Queen Elizabeth spans the equator line; monuments on either side of the road mark the exact spot where it crosses latitude 00.
The park was founded in 1952 as Kazinga National Park, and renamed two years later to commemorate a visit by Queen Elizabeth II.
The park is home to over 95 mammal species and over 600 bird species.
The Katwe explosion craters mark the park’s highest point at 1,350m above sea level, while the lowest point is at 910m, at Lake Edward.
Queen Elizabeth National Park is understandably Uganda’s most popular tourist destination. The park’s diverse ecosystems, which include sprawling savanna, shady, humid forests, sparkling lakes and fertile wetlands, make it the ideal habitat for classic big game, ten primate species including chimpanzees and over 600 species of birds.

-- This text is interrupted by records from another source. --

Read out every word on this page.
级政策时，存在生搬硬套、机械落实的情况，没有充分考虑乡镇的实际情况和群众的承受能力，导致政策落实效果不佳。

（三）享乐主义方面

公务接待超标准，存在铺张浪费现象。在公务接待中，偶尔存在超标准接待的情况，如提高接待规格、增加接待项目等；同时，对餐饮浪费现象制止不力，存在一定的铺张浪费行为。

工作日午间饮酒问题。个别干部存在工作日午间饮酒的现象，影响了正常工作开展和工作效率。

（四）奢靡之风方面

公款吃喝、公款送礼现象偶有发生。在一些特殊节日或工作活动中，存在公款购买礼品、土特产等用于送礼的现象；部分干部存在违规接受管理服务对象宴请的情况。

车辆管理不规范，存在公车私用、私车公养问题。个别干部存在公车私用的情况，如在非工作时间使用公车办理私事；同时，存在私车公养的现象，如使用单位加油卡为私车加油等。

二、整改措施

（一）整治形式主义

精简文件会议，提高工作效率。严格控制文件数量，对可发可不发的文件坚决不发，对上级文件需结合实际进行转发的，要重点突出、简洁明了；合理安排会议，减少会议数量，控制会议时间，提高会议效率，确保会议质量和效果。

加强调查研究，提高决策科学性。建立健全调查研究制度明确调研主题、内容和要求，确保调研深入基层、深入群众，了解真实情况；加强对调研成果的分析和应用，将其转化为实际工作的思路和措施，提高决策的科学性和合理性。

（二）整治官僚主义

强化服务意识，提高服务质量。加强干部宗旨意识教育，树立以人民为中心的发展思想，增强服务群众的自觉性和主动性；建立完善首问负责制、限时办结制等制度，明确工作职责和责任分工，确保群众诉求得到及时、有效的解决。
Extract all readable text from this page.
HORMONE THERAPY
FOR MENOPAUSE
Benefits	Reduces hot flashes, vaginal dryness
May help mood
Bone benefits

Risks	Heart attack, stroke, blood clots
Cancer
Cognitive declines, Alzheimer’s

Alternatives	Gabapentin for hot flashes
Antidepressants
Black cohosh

Set against the backdrop of the jagged Rwenzori Mountains, the park’s magnificent vistas include dozens of enormous craters carved dramatically into rolling green hills, panoramic views of the Kazinga Channel with its banks lined with hippos, buffalo and elephants, and the endless Ishasha plains, whose fig trees hide lions ready to pounce on herds of unsuspecting Uganda kob.
As well as its outstanding wildlife attractions, Queen Elizabeth National Park has a fascinating cultural history. There are many opportunities for visitors to meet the local communities and enjoy storytelling, dance, music and more. The gazetting of the park has ensured the conservation of its ecosystems, which in turn benefits the surrounding communities.